Computing overhang refers to a situation when there is much more computing power available for a given process than can be taken advantage of by current software algorithms. The concept has some implications for the development of AI. If new discoveries in deliberative or recursively self-improving algorithms are made, it could bring about a rapid shift from human control to AI control. This could occur from an intelligence explosion, or by a simple mass multiplication of AIs which would suddenly take advantage of all the computing power avaliable.

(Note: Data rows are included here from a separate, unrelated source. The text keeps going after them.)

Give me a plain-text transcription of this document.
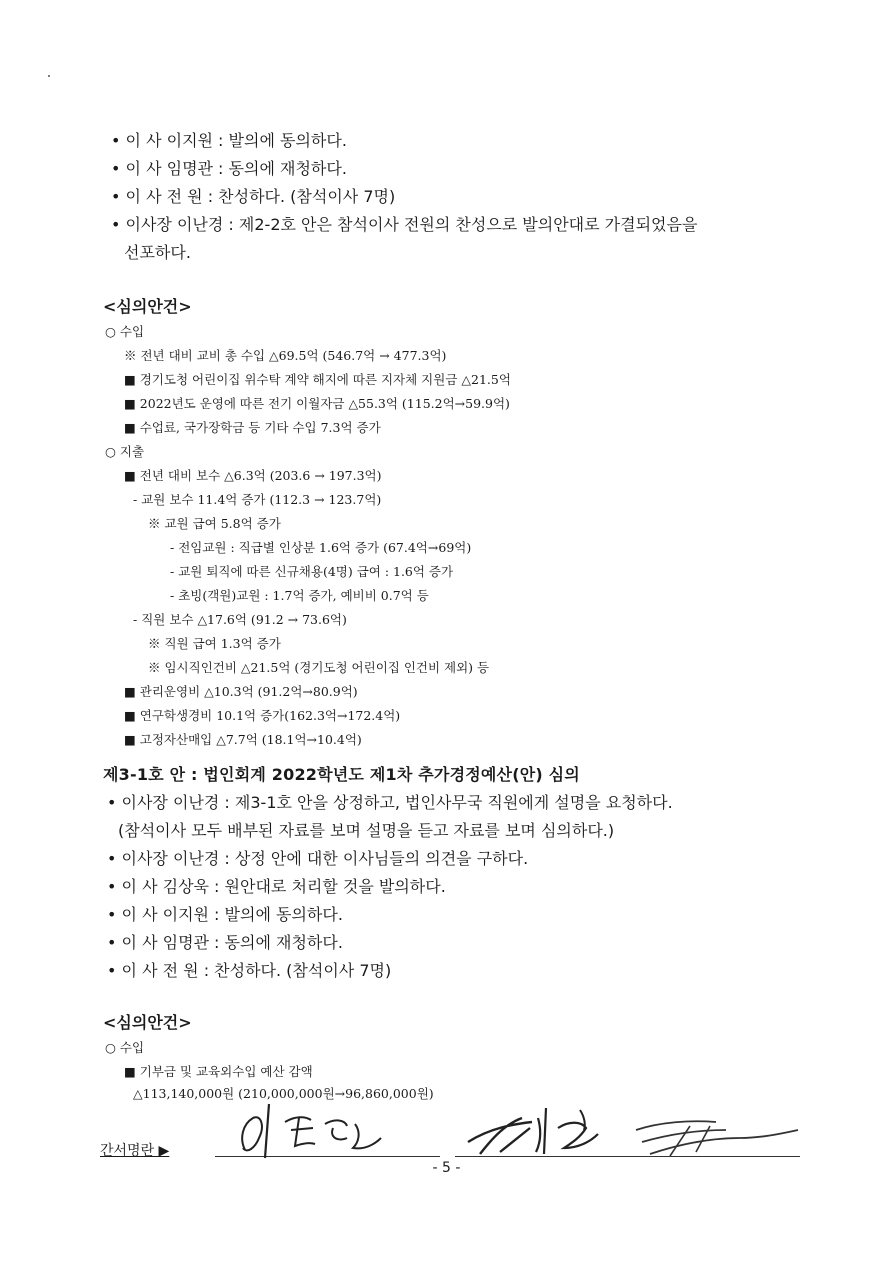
• 이 사 이지원 : 발의에 동의하다.
• 이 사 임명관 : 동의에 재청하다.
• 이 사 전 원 : 찬성하다. (참석이사 7명)
• 이사장 이난경 : 제2-2호 안은 참석이사 전원의 찬성으로 발의안대로 가결되었음을
선포하다.
<심의안건>
○ 수입
※ 전년 대비 교비 총 수입 △69.5억 (546.7억 → 477.3억)
■ 경기도청 어린이집 위수탁 계약 해지에 따른 지자체 지원금 △21.5억
■ 2022년도 운영에 따른 전기 이월자금 △55.3억 (115.2억→59.9억)
■ 수업료, 국가장학금 등 기타 수입 7.3억 증가
○ 지출
■ 전년 대비 보수 △6.3억 (203.6 → 197.3억)
- 교원 보수 11.4억 증가 (112.3 → 123.7억)
※ 교원 급여 5.8억 증가
- 전임교원 : 직급별 인상분 1.6억 증가 (67.4억→69억)
- 교원 퇴직에 따른 신규채용(4명) 급여 : 1.6억 증가
- 초빙(객원)교원 : 1.7억 증가, 예비비 0.7억 등
- 직원 보수 △17.6억 (91.2 → 73.6억)
※ 직원 급여 1.3억 증가
※ 임시직인건비 △21.5억 (경기도청 어린이집 인건비 제외) 등
■ 관리운영비 △10.3억 (91.2억→80.9억)
■ 연구학생경비 10.1억 증가(162.3억→172.4억)
■ 고정자산매입 △7.7억 (18.1억→10.4억)
제3-1호 안 : 법인회계 2022학년도 제1차 추가경정예산(안) 심의
• 이사장 이난경 : 제3-1호 안을 상정하고, 법인사무국 직원에게 설명을 요청하다.
(참석이사 모두 배부된 자료를 보며 설명을 듣고 자료를 보며 심의하다.)
• 이사장 이난경 : 상정 안에 대한 이사님들의 의견을 구하다.
• 이 사 김상욱 : 원안대로 처리할 것을 발의하다.
• 이 사 이지원 : 발의에 동의하다.
• 이 사 임명관 : 동의에 재청하다.
• 이 사 전 원 : 찬성하다. (참석이사 7명)
<심의안건>
○ 수입
■ 기부금 및 교육외수입 예산 감액
△113,140,000원 (210,000,000원→96,860,000원)
간서명란 ▶
- 5 -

As an example, imagine a database that you need to copy to another location but in a different arrangement. You know how to implement the copying process but have no knowledge of how to transpose or rotate its items, so you have to do it by hand, one by one, stating each coordinate of the new placement. If you knew how implement one of this simple operators you could reduce the time of the operations to a tiny fraction of what you would be spending in the first place. In the field of Artificial Intelligence, it seems possible that current algorithms for prediction, planning and other actions use considerably sub-optimal computations, and that other algorithms could perform better on less hardware.

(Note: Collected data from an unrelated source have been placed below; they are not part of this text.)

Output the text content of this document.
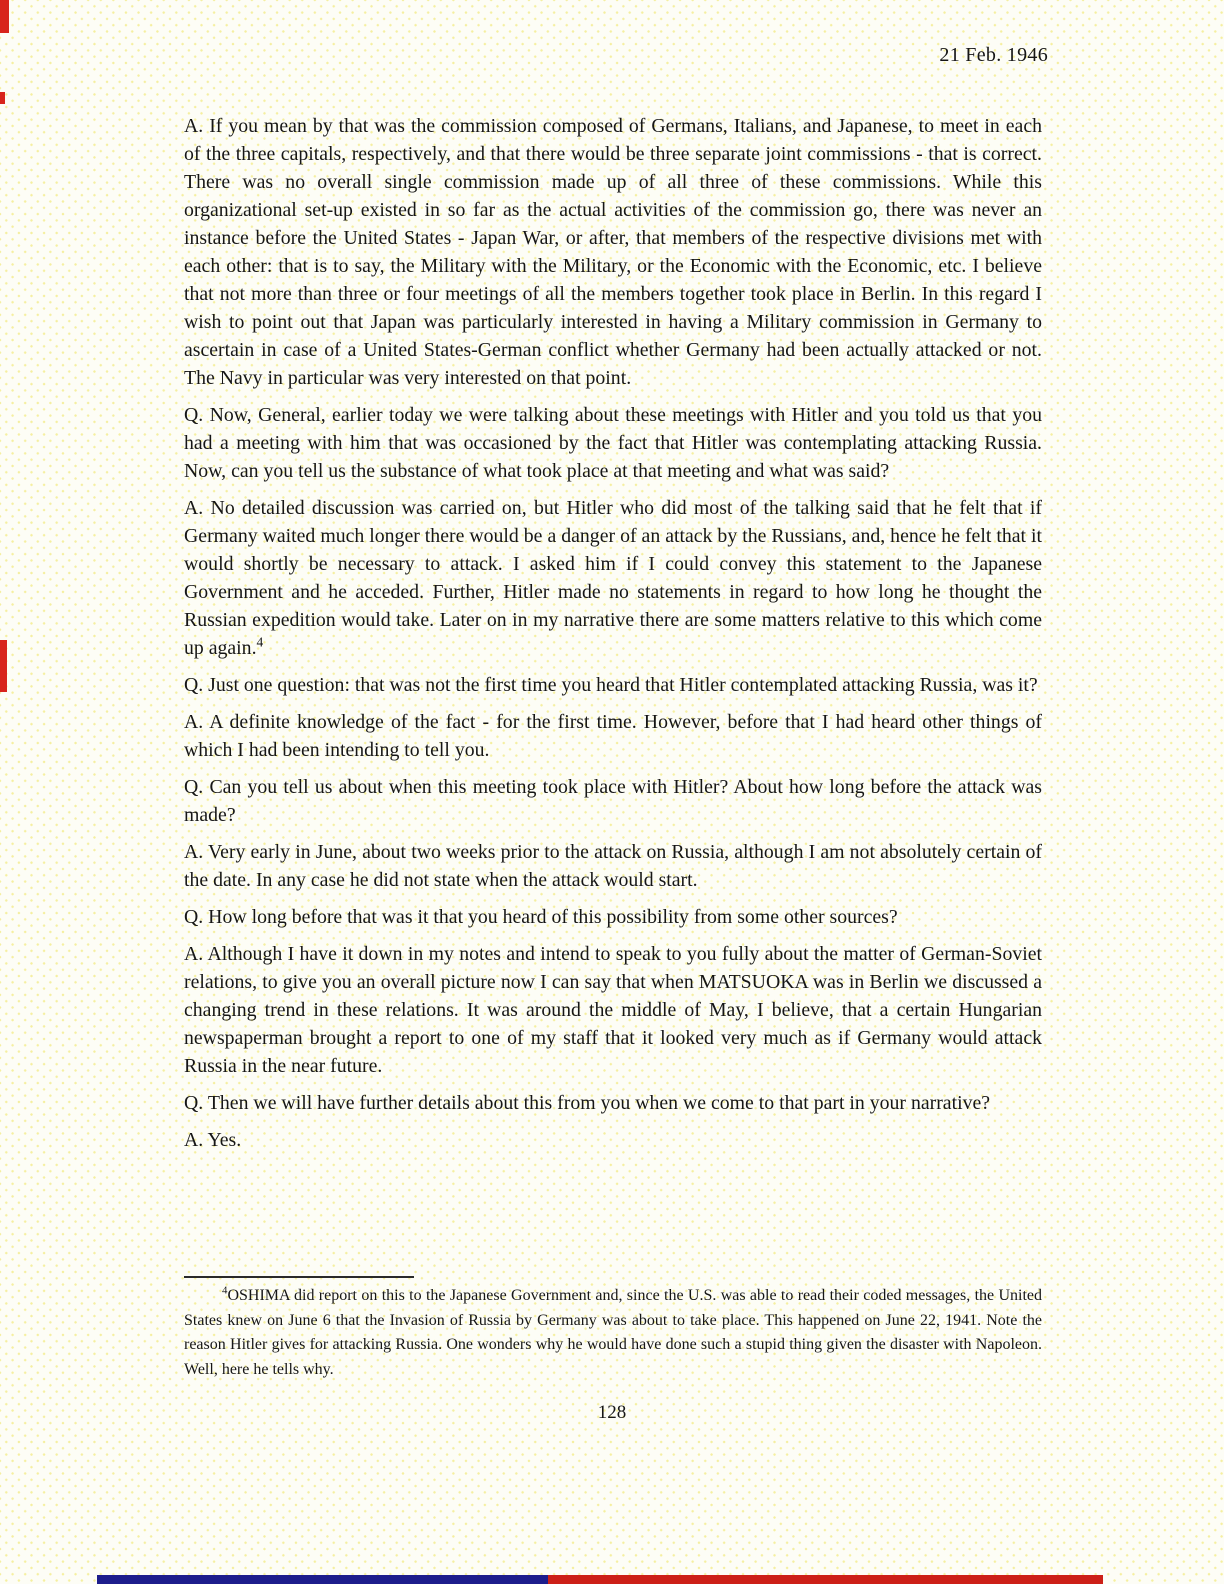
21 Feb. 1946

A. If you mean by that was the commission composed of Germans, Italians, and Japanese, to meet in each of the three capitals, respectively, and that there would be three separate joint commissions - that is correct. There was no overall single commission made up of all three of these commissions. While this organizational set-up existed in so far as the actual activities of the commission go, there was never an instance before the United States - Japan War, or after, that members of the respective divisions met with each other: that is to say, the Military with the Military, or the Economic with the Economic, etc. I believe that not more than three or four meetings of all the members together took place in Berlin. In this regard I wish to point out that Japan was particularly interested in having a Military commission in Germany to ascertain in case of a United States-German conflict whether Germany had been actually attacked or not. The Navy in particular was very interested on that point.

Q. Now, General, earlier today we were talking about these meetings with Hitler and you told us that you had a meeting with him that was occasioned by the fact that Hitler was contemplating attacking Russia. Now, can you tell us the substance of what took place at that meeting and what was said?

A. No detailed discussion was carried on, but Hitler who did most of the talking said that he felt that if Germany waited much longer there would be a danger of an attack by the Russians, and, hence he felt that it would shortly be necessary to attack. I asked him if I could convey this statement to the Japanese Government and he acceded. Further, Hitler made no statements in regard to how long he thought the Russian expedition would take. Later on in my narrative there are some matters relative to this which come up again.$^4$

Q. Just one question: that was not the first time you heard that Hitler contemplated attacking Russia, was it?

A. A definite knowledge of the fact - for the first time. However, before that I had heard other things of which I had been intending to tell you.

Q. Can you tell us about when this meeting took place with Hitler? About how long before the attack was made?

A. Very early in June, about two weeks prior to the attack on Russia, although I am not absolutely certain of the date. In any case he did not state when the attack would start.

Q. How long before that was it that you heard of this possibility from some other sources?

A. Although I have it down in my notes and intend to speak to you fully about the matter of German-Soviet relations, to give you an overall picture now I can say that when MATSUOKA was in Berlin we discussed a changing trend in these relations. It was around the middle of May, I believe, that a certain Hungarian newspaperman brought a report to one of my staff that it looked very much as if Germany would attack Russia in the near future.

Q. Then we will have further details about this from you when we come to that part in your narrative?

A. Yes.

$^4$OSHIMA did report on this to the Japanese Government and, since the U.S. was able to read their coded messages, the United States knew on June 6 that the Invasion of Russia by Germany was about to take place. This happened on June 22, 1941. Note the reason Hitler gives for attacking Russia. One wonders why he would have done such a stupid thing given the disaster with Napoleon. Well, here he tells why.

128
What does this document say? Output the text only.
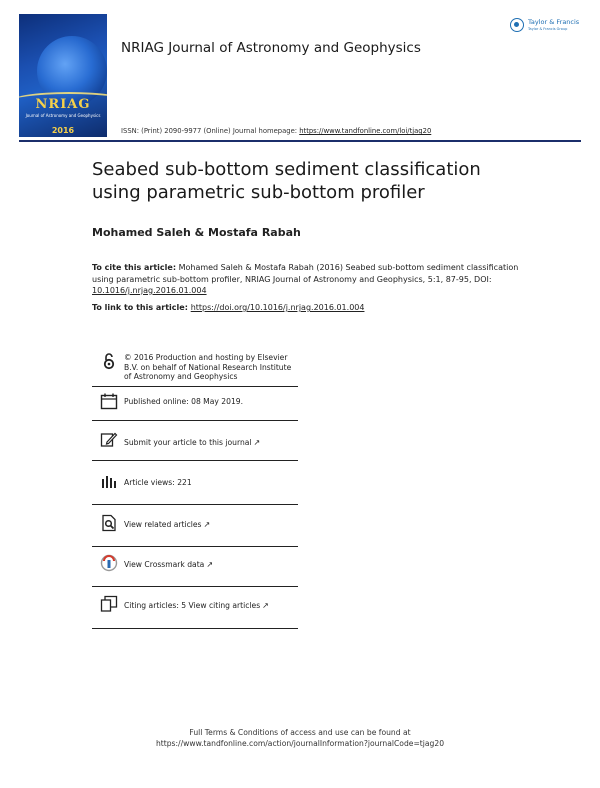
NRIAG
Journal of Astronomy and Geophysics
2016
NRIAG Journal of Astronomy and Geophysics
ISSN: (Print) 2090-9977 (Online) Journal homepage: https://www.tandfonline.com/loi/tjag20
Taylor & Francis
Taylor & Francis Group
Seabed sub-bottom sediment classification using parametric sub-bottom profiler
Mohamed Saleh & Mostafa Rabah
To cite this article: Mohamed Saleh & Mostafa Rabah (2016) Seabed sub-bottom sediment classification using parametric sub-bottom profiler, NRIAG Journal of Astronomy and Geophysics, 5:1, 87-95, DOI: 10.1016/j.nrjag.2016.01.004
To link to this article: https://doi.org/10.1016/j.nrjag.2016.01.004
© 2016 Production and hosting by Elsevier B.V. on behalf of National Research Institute of Astronomy and Geophysics
Published online: 08 May 2019.
Submit your article to this journal ↗
Article views: 221
View related articles ↗
View Crossmark data ↗
Citing articles: 5 View citing articles ↗
Full Terms & Conditions of access and use can be found at
https://www.tandfonline.com/action/journalInformation?journalCode=tjag20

As of today, enormous amounts of computing power is currently available in the form of supercomputers or distributed computing. Large AI projects typically grow to fill these resources by using deeper and deeper search trees, such as high-powered chess programs, or by performing large amounts of parallel operations on extensive databases, such as IBM's Watson playing Jeopardy. While the extra depth and breadth are helpful, it is likely that this simple brute-force extension of techniques is not the optimal use of the computing resources. The computational power required for general intelligence is at most that used by the human brain.
Though estimates of whole brain emulation place that level of computing power at least a decade away, it is very unlikely that the algorithms used by the human brain are the most computationally efficient for producing AI. This happens mainly because evolution had no insight in creating the human mind, and our intelligence didn't develop with the goal of eventually being modeled by AI, it evolved adapted to a human context.
- Muehlhauser, Luke; Salamon, Anna (2012). "Intelligence Explosion: Evidence and Import". in Eden, Amnon; Søraker, Johnny; Moor, James H. et al.. The singularity hypothesis: A scientific and philosophical assessment. Berlin: Springer.